Franklin D. Roosevelt exploited the crisis atmosphere created by Nazi Germany’s conquest of France in the early summer of 1940 to get Congress to pass a peacetime draft, the first of its kind in American history. By then the American people had been conditioned to at least grudgingly accept military conscription; and after the Japanese raid on Pearl Harbor in December 1941, most opposition evaporated in the heat of patriotic fervor.
The World War II draft system operated from 1940 until 1947, when its legislative authorization expired. During the war, more than 11 million men had been inducted into the military services, and this had a profound impact on American society. The war had forged a bellicose collectivism that the burgeoning national security state would adroitly exploit in the coming years.
The supposed threat of international communism provided the justification for the next phase of military conscription in America. Congress passed the Selective Service Act of 1948, which subjected all men of ages 18 to 26 to the draft. The law also included a “Doctor Draft,” which aimed at inducting medical professions into the armed services. However, it wasn’t until President Truman’s unilateral decision to send troops to fight in the Korean conflict that the U.S. government began drafting large numbers of men again. During the Korean War, the U.S. armed forces drafted 1.5 million men, and another 1.3 million volunteered, usually choosing to serve in the Air Force or Navy. Despite the war’s unpopularity, there were no widespread protests. The generation that fought “the Forgotten War” had come of age during “the Good War” and had been conditioned to accept marching orders.

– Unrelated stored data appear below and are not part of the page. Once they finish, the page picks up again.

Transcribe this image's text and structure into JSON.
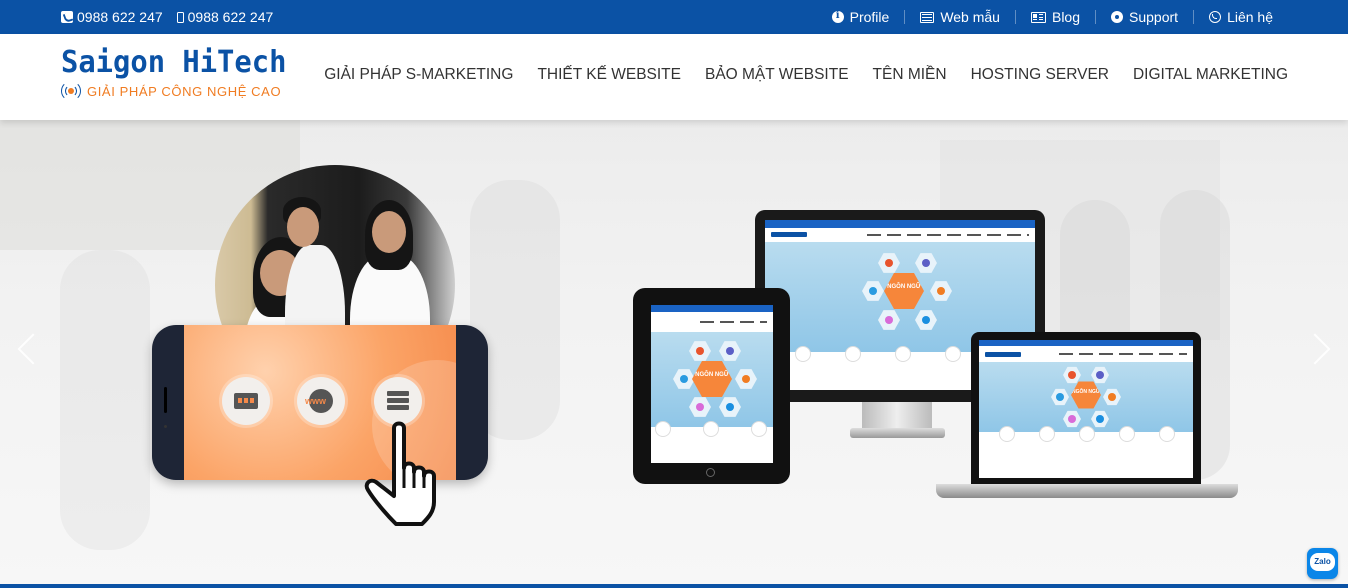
{
  "topbar": {
    "phones": [
      {
        "icon": "phone-square-icon",
        "number": "0988 622 247"
      },
      {
        "icon": "mobile-icon",
        "number": "0988 622 247"
      }
    ],
    "links": [
      {
        "icon": "info-icon",
        "label": "Profile"
      },
      {
        "icon": "list-icon",
        "label": "Web mẫu"
      },
      {
        "icon": "newspaper-icon",
        "label": "Blog"
      },
      {
        "icon": "gear-icon",
        "label": "Support"
      },
      {
        "icon": "whatsapp-icon",
        "label": "Liên hệ"
      }
    ]
  },
  "header": {
    "logo": {
      "title": "Saigon HiTech",
      "tagline": "GIẢI PHÁP CÔNG NGHỆ CAO"
    },
    "nav": [
      {
        "label": "GIẢI PHÁP S-MARKETING"
      },
      {
        "label": "THIẾT KẾ WEBSITE"
      },
      {
        "label": "BẢO MẬT WEBSITE"
      },
      {
        "label": "TÊN MIỀN"
      },
      {
        "label": "HOSTING SERVER"
      },
      {
        "label": "DIGITAL MARKETING"
      }
    ]
  },
  "hero": {
    "phone_app_icons": [
      "monitor-icon",
      "globe-www-icon",
      "server-icon"
    ],
    "device_center_label": "NGÔN NGỮ"
  },
  "colors": {
    "brand_blue": "#0b52a5",
    "brand_orange": "#f07c22",
    "text_dark": "#333333"
  },
  "zalo": {
    "label": "Zalo"
  }
}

The U.S. government had been meddling in Vietnam since the end of World War II but did not commit large numbers of troops until 1964. Between 1964 and 1975, U.S. armed forces enlisted approximately 8.7 million men; of those, 3.4 million were deployed to Southeast Asia. The draft raised 2.2 million men for military service during the Vietnam War. Of course, the risk of being drafted into the infantry encouraged millions to “volunteer” for the Navy or Air Force.

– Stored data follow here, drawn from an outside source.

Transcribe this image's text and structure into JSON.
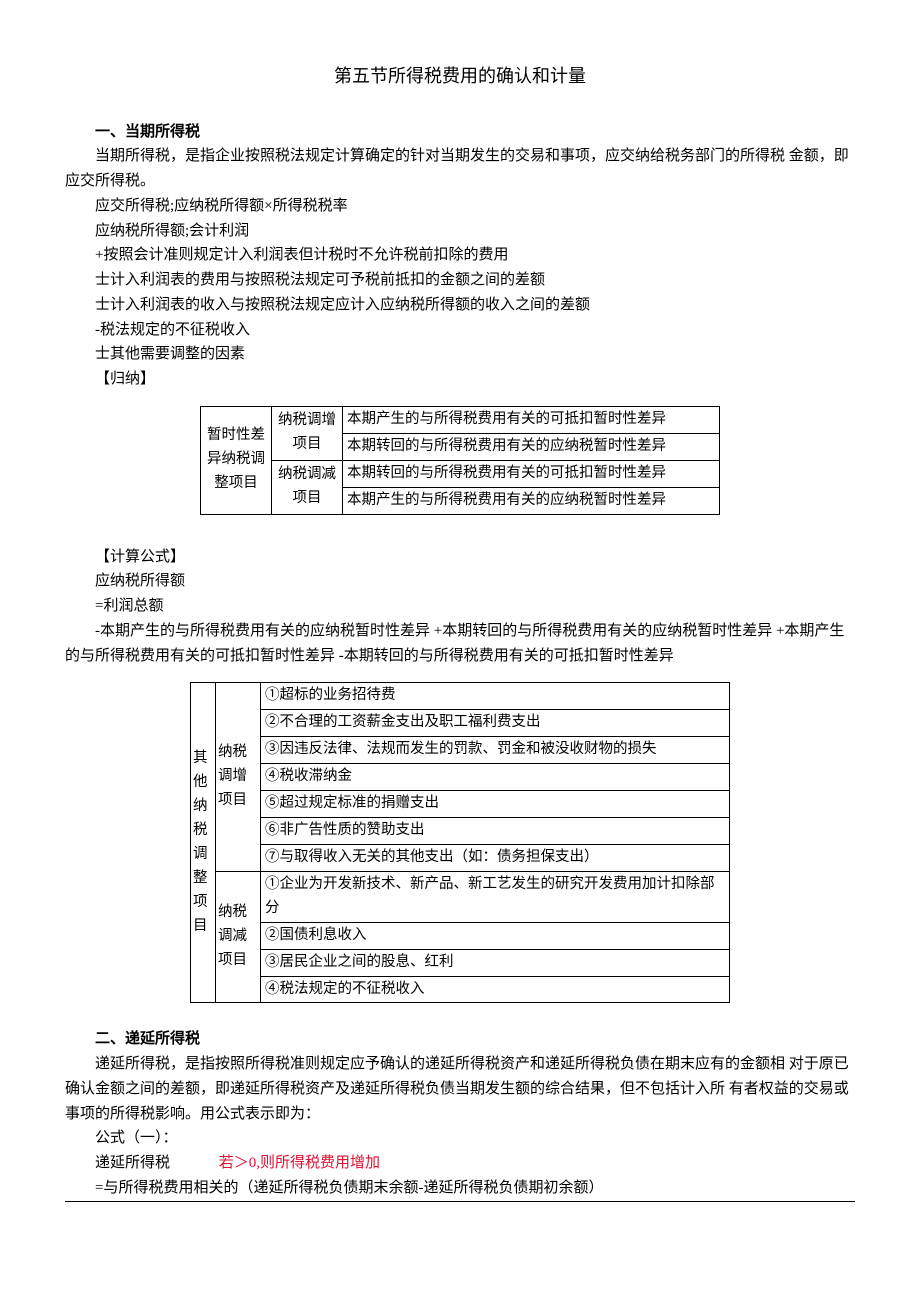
{
  "title": "第五节所得税费用的确认和计量",
  "s1": {
    "h": "一、当期所得税",
    "p1": "当期所得税，是指企业按照税法规定计算确定的针对当期发生的交易和事项，应交纳给税务部门的所得税 金额，即应交所得税。",
    "l1": "应交所得税;应纳税所得额×所得税税率",
    "l2": "应纳税所得额;会计利润",
    "l3": "+按照会计准则规定计入利润表但计税时不允许税前扣除的费用",
    "l4": "士计入利润表的费用与按照税法规定可予税前抵扣的金额之间的差额",
    "l5": "士计入利润表的收入与按照税法规定应计入应纳税所得额的收入之间的差额",
    "l6": "-税法规定的不征税收入",
    "l7": "士其他需要调整的因素",
    "l8": "【归纳】"
  },
  "table1": {
    "r1c1": "暂时性差异纳税调整项目",
    "r1c2": "纳税调增项目",
    "r1c3": "本期产生的与所得税费用有关的可抵扣暂时性差异",
    "r2c3": "本期转回的与所得税费用有关的应纳税暂时性差异",
    "r3c2": "纳税调减项目",
    "r3c3": "本期转回的与所得税费用有关的可抵扣暂时性差异",
    "r4c3": "本期产生的与所得税费用有关的应纳税暂时性差异"
  },
  "calc": {
    "h": "【计算公式】",
    "l1": "应纳税所得额",
    "l2": "=利润总额",
    "l3": "-本期产生的与所得税费用有关的应纳税暂时性差异 +本期转回的与所得税费用有关的应纳税暂时性差异 +本期产生的与所得税费用有关的可抵扣暂时性差异 -本期转回的与所得税费用有关的可抵扣暂时性差异"
  },
  "table2": {
    "c1": "其他纳税调整项目",
    "g1": "纳税调增项目",
    "g1r1": "①超标的业务招待费",
    "g1r2": "②不合理的工资薪金支出及职工福利费支出",
    "g1r3": "③因违反法律、法规而发生的罚款、罚金和被没收财物的损失",
    "g1r4": "④税收滞纳金",
    "g1r5": "⑤超过规定标准的捐赠支出",
    "g1r6": "⑥非广告性质的赞助支出",
    "g1r7": "⑦与取得收入无关的其他支出（如：债务担保支出）",
    "g2": "纳税调减项目",
    "g2r1": "①企业为开发新技术、新产品、新工艺发生的研究开发费用加计扣除部分",
    "g2r2": "②国债利息收入",
    "g2r3": "③居民企业之间的股息、红利",
    "g2r4": "④税法规定的不征税收入"
  },
  "s2": {
    "h": "二、递延所得税",
    "p1": "递延所得税，是指按照所得税准则规定应予确认的递延所得税资产和递延所得税负债在期末应有的金额相 对于原已确认金额之间的差额，即递延所得税资产及递延所得税负债当期发生额的综合结果，但不包括计入所 有者权益的交易或事项的所得税影响。用公式表示即为：",
    "l1": "公式（一）：",
    "l2a": "递延所得税",
    "l2b": "若＞0,则所得税费用增加",
    "l3": "=与所得税费用相关的（递延所得税负债期末余额-递延所得税负债期初余额）"
  }
}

Mounting U.S. casualties and the apparent inequities of the draft system soon aroused fierce opposition to the war, especially among those subjected to the draft. Street protests against the war became a common feature of American society in the late 1960s and early ’70s, but their frequency and intensity waned considerably after President Nixon delivered on his 1968 campaign promise to end the draft in 1973. Since then the U.S. military has been an all-volunteer force.
The Vietnam War proved traumatic for the United States. The war pitted hippies and student protestors against “the silent majority.” Many decent Americans were disturbed by the anti-war movement’s apparent radicalism and nihilism, and they reflexively backed the government against the protestors. They did not question seriously the morality of their government’s war against a distant country. Nor did they question the morality of conscripting supposedly free men to fight and die in that war.

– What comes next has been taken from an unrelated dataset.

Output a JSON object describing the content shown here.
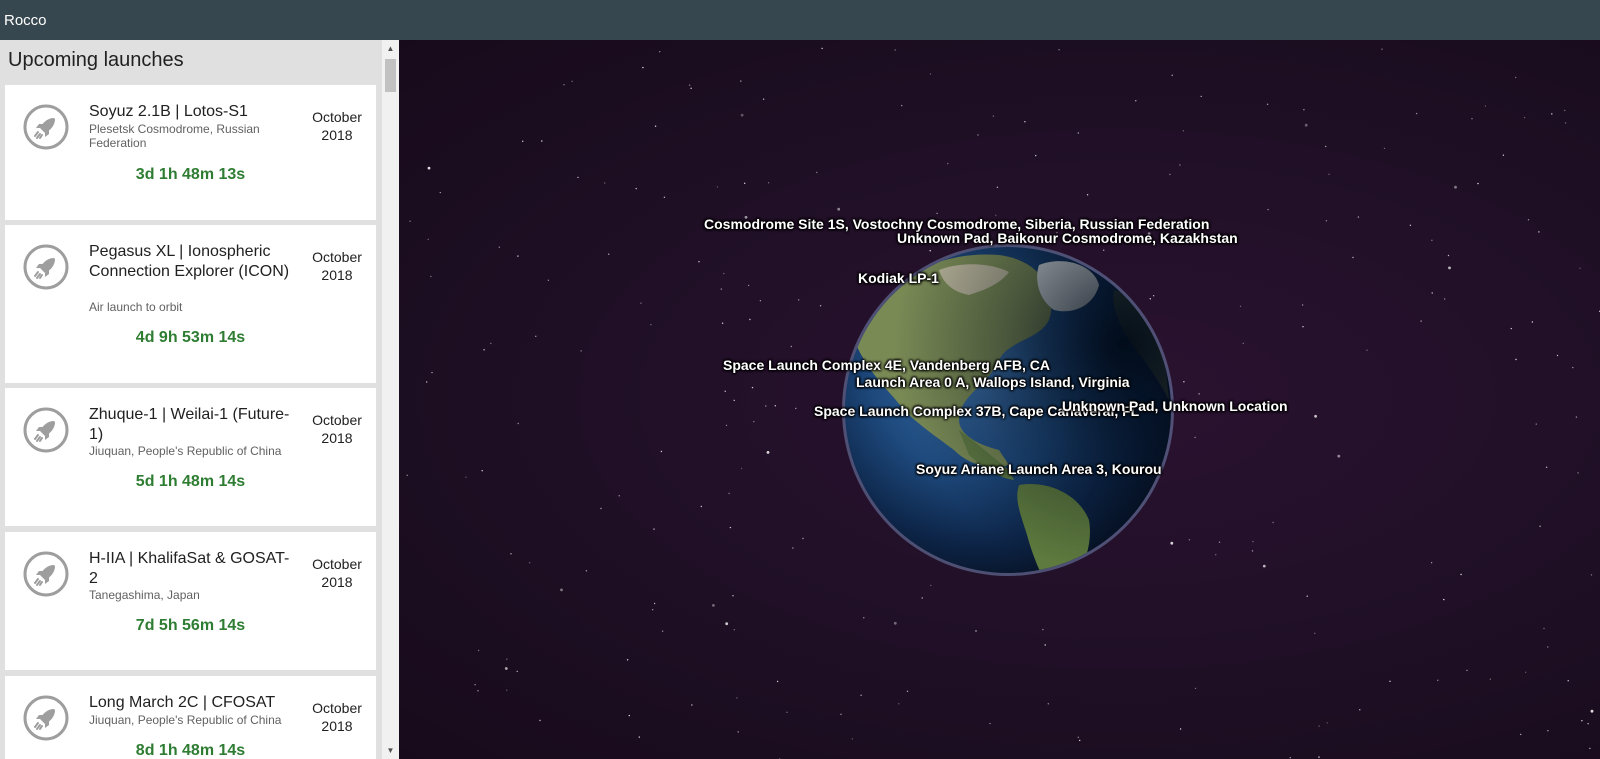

Now many see military conscription as a necessary evil, something the government must resort to in order to defend the country from attack. The problem with that point of view is that it not only justifies a form of slavery, which is immoral and unconstitutional, it also assumes those entrusted with the power to conscript will use it judiciously. There is nothing in history to justify such a view. The history of America’s wars is the history of elite policymakers treating America’s youth as pawns on their grand chess board.
Military conscription is also an invitation to abuse. When the government is given first claim on society’s resources, including its labor, it is encouraged to waste them on political boondoggles and crackpot schemes, among which should be included most of the U.S. government’s wars.
Moreover, conscription, military or non-military, is an abrogation of the values of a free society. As Murray Rothbard said, the draft “is slavery pure and simple, and because slavery is a moral evil, to use slavery in order to defend the ‘free world’ is a grisly joke.”